Mr. Holtz-Eakin. I am not sure what the question is.
Senator Coburn. Well, the question is are the assumptions
that you made on Level VI and Level VII based on the medical
criteria in the bill, based on you see a certain number of
people achieving that.
Mr. Holtz-Eakin. Yes.
Senator Coburn. And you did not take into consideration any
of the concerns that were raised by the other additional views
of the Senators on this Committee with regard to the looseness
of the medical criteria associated with that?
Mr. Holtz-Eakin. Well, I don't think that is exactly how we
put together the estimate. We certainly knew the concerns and
they are one piece of the evidence that went into putting
together our estimate, but we also went to the other studies in
the area. We have met with the experts--
Senator Coburn. Well, they did the same thing. They looked
at only the medical criteria and the testimony, rather than the
additional views. The concern I have is the accuracy of the
CBO. And Senator Leahy put it right; you have got a tough job.
Nobody knows whether you are going to be right or wrong, but
the real problem is going to be if you are real wrong, if you
are very wrong. What will happen is the very people we are
going to want to help are not going to get help because the
money will be gone in three or 4 years.
Having read your study, I believe you ignored significantly
the reality of the legal climate in this country that will
connect other cancers and other diseases in both Level VI and
Level VII. And without looking at the medical criteria and that
incentive, I think you have underestimated by far, and so does
Dr. Crapo and other experts who testified before the Committee,
as to the motivation for securing the funding.

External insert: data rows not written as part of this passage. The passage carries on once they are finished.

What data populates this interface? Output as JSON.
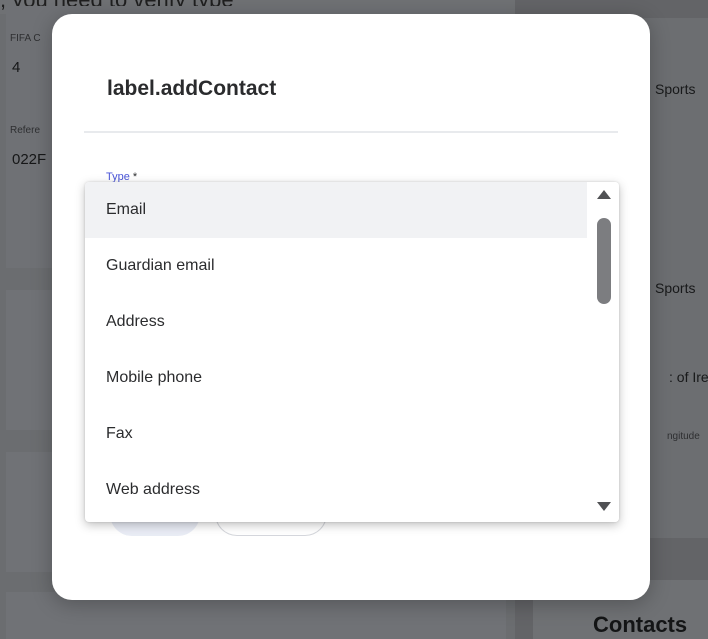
{
  "background": {
    "top_text": ", you need to verify type",
    "left_fields": [
      {
        "label": "FIFA C",
        "value": "4"
      },
      {
        "label": "Refere",
        "value": "022F"
      }
    ],
    "right_texts": [
      "Sports",
      "Sports",
      ": of Irel",
      "ngitude"
    ],
    "contacts_heading": "Contacts"
  },
  "modal": {
    "title": "label.addContact",
    "type_label": "Type",
    "required_marker": "*"
  },
  "dropdown": {
    "options": [
      {
        "label": "Email",
        "selected": true
      },
      {
        "label": "Guardian email",
        "selected": false
      },
      {
        "label": "Address",
        "selected": false
      },
      {
        "label": "Mobile phone",
        "selected": false
      },
      {
        "label": "Fax",
        "selected": false
      },
      {
        "label": "Web address",
        "selected": false
      }
    ]
  },
  "colors": {
    "overlay": "#6b6d70",
    "accent": "#4a55d8",
    "selected_row": "#f1f2f4"
  }
}
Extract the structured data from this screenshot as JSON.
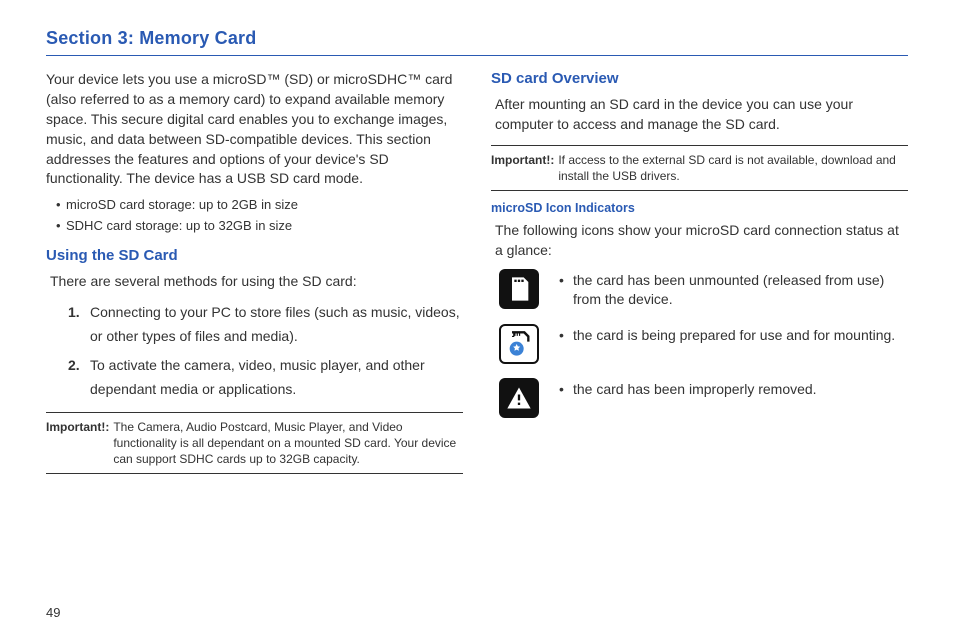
{
  "section_title": "Section 3: Memory Card",
  "left": {
    "intro": "Your device lets you use a microSD™ (SD) or microSDHC™ card (also referred to as a memory card) to expand available memory space. This secure digital card enables you to exchange images, music, and data between SD-compatible devices. This section addresses the features and options of your device's SD functionality. The device has a USB SD card mode.",
    "bullets": [
      "microSD card storage: up to 2GB in size",
      "SDHC card storage: up to 32GB in size"
    ],
    "h2": "Using the SD Card",
    "body1": "There are several methods for using the SD card:",
    "steps": [
      "Connecting to your PC to store files (such as music, videos, or other types of files and media).",
      "To activate the camera, video, music player, and other dependant media or applications."
    ],
    "important_label": "Important!:",
    "important_text": "The Camera, Audio Postcard, Music Player, and Video functionality is all dependant on a mounted SD card. Your device can support SDHC cards up to 32GB capacity."
  },
  "right": {
    "h2": "SD card Overview",
    "body1": "After mounting an SD card in the device you can use your computer to access and manage the SD card.",
    "important_label": "Important!:",
    "important_text": "If access to the external SD card is not available, download and install the USB drivers.",
    "h3": "microSD Icon Indicators",
    "body2": "The following icons show your microSD card connection status at a glance:",
    "icon_rows": [
      "the card has been unmounted (released from use) from the device.",
      "the card is being prepared for use and for mounting.",
      "the card has been improperly removed."
    ]
  },
  "page_number": "49"
}
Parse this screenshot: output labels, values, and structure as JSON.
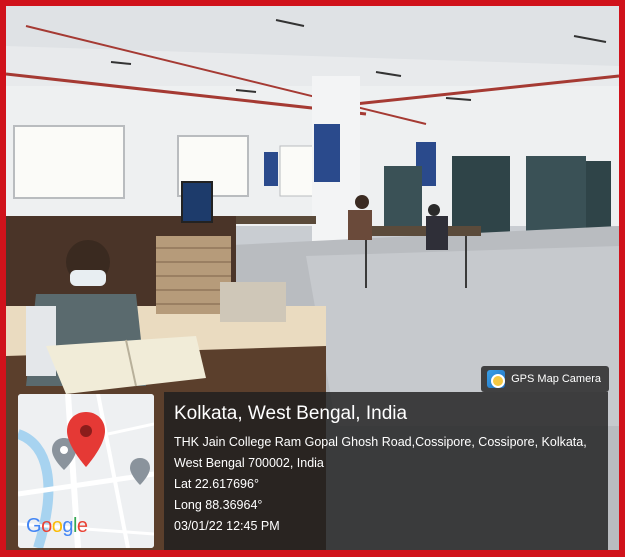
{
  "badge": {
    "icon": "gps-map-camera-icon",
    "label": "GPS Map Camera"
  },
  "location": {
    "city": "Kolkata, West Bengal, India",
    "address_line1": "THK Jain College Ram Gopal Ghosh Road,Cossipore, Cossipore, Kolkata,",
    "address_line2": "West Bengal 700002, India",
    "lat": "Lat 22.617696°",
    "long": "Long 88.36964°",
    "datetime": "03/01/22 12:45 PM"
  },
  "map": {
    "logo_text": "Google",
    "pin_icon": "map-pin-icon",
    "pin_color": "#e53935"
  },
  "colors": {
    "border": "#d0121b",
    "panel": "#1e1e1e"
  }
}
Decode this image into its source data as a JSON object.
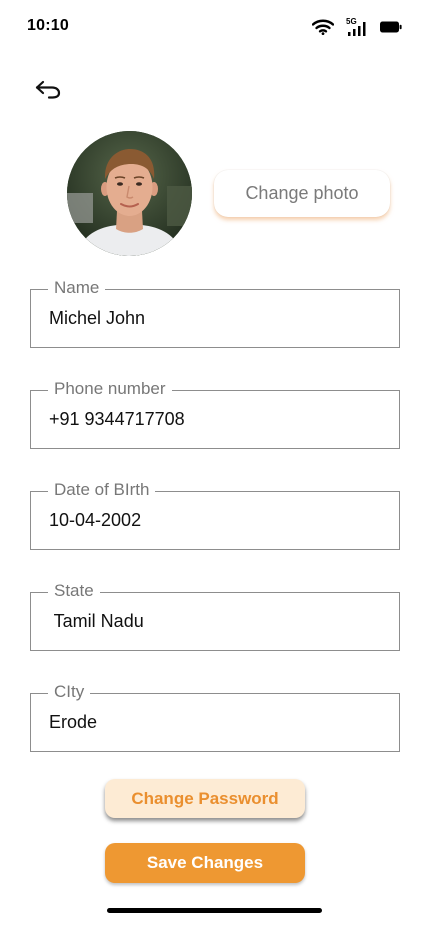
{
  "status_bar": {
    "time": "10:10",
    "network_label": "5G"
  },
  "profile": {
    "change_photo_label": "Change photo"
  },
  "fields": [
    {
      "label": "Name",
      "value": "Michel John"
    },
    {
      "label": "Phone number",
      "value": "+91 9344717708"
    },
    {
      "label": "Date of BIrth",
      "value": "10-04-2002"
    },
    {
      "label": "State",
      "value": " Tamil Nadu"
    },
    {
      "label": "CIty",
      "value": "Erode"
    }
  ],
  "actions": {
    "change_password_label": "Change Password",
    "save_changes_label": "Save Changes"
  },
  "colors": {
    "accent": "#EE9832",
    "accent_light": "#FDEBD4",
    "accent_text": "#EA8F2F"
  },
  "icons": {
    "back": "undo-arrow-icon",
    "wifi": "wifi-icon",
    "signal": "cellular-signal-icon",
    "battery": "battery-icon"
  }
}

So my question to you is did you look only at the criteria
in the bill and what was said in the bill and the assumptions
that are made in the bill on Level VI and Level VII as you
looked at the number of claimants that you projected would be
claiming under these cases, because that is the real
difference. I mean, there is not a big difference, other than
Level VI and Level VII, between the two studies. So where is
the difference? The difference has to be there.
Mr. Holtz-Eakin. Certainly, that is a key difference, and I
think the best way to answer the question is that when we do
the estimates, we look at the new environment, as categorized
by the legislation, in the economy and look at the incentives
for people to file and the incentives for the administrator to
accept or reject claims. I mean, that is all part of doing the
estimate.
Now, obviously, we came down in a different place than did
some other people, and that happens. I think we also tried to
be very clear that there are places that we can't be sure about
how things will play out simply given the legislation. You
know, will the Institute of Medicine conclude that there is no
relation? We don't know.
Senator Coburn. For example, there is much more doubt on
Level VI and Level VII than there is anywhere else in this
bill. Would you agree with that?
Mr. Holtz-Eakin. We tried to flag down certainties, as
well. We tried to be honest about the fact that for 10 years we
have to give numbers. Obviously, a 10-year estimate of this
particular piece of legislation is not the answer to anyone's
question. So we tried to give some guidance to roughly how the
fund would play out.
But we tried, I thought, to be very, very clear about the
uncertainties associated with doing it. And there is a list of
those uncertainties and they are also in the estimate as we
released it.
Senator Coburn. So you can explain the difference between
you and the Bates study because you can--
Mr. Holtz-Eakin. Not yet, not entirely, but we will.
Senator Coburn. Well, you came down with a completely
different set of numbers than what they did on Level VI and
Level VII, correct?
Mr. Holtz-Eakin. We know that there are big differences in
these claims. There is no doubt about that. What is the
underlying source of the difference? Is it exposure, is it
differences in estimates of eligibility, is it differences in
filing rates, is it differences in acceptance of filed claims?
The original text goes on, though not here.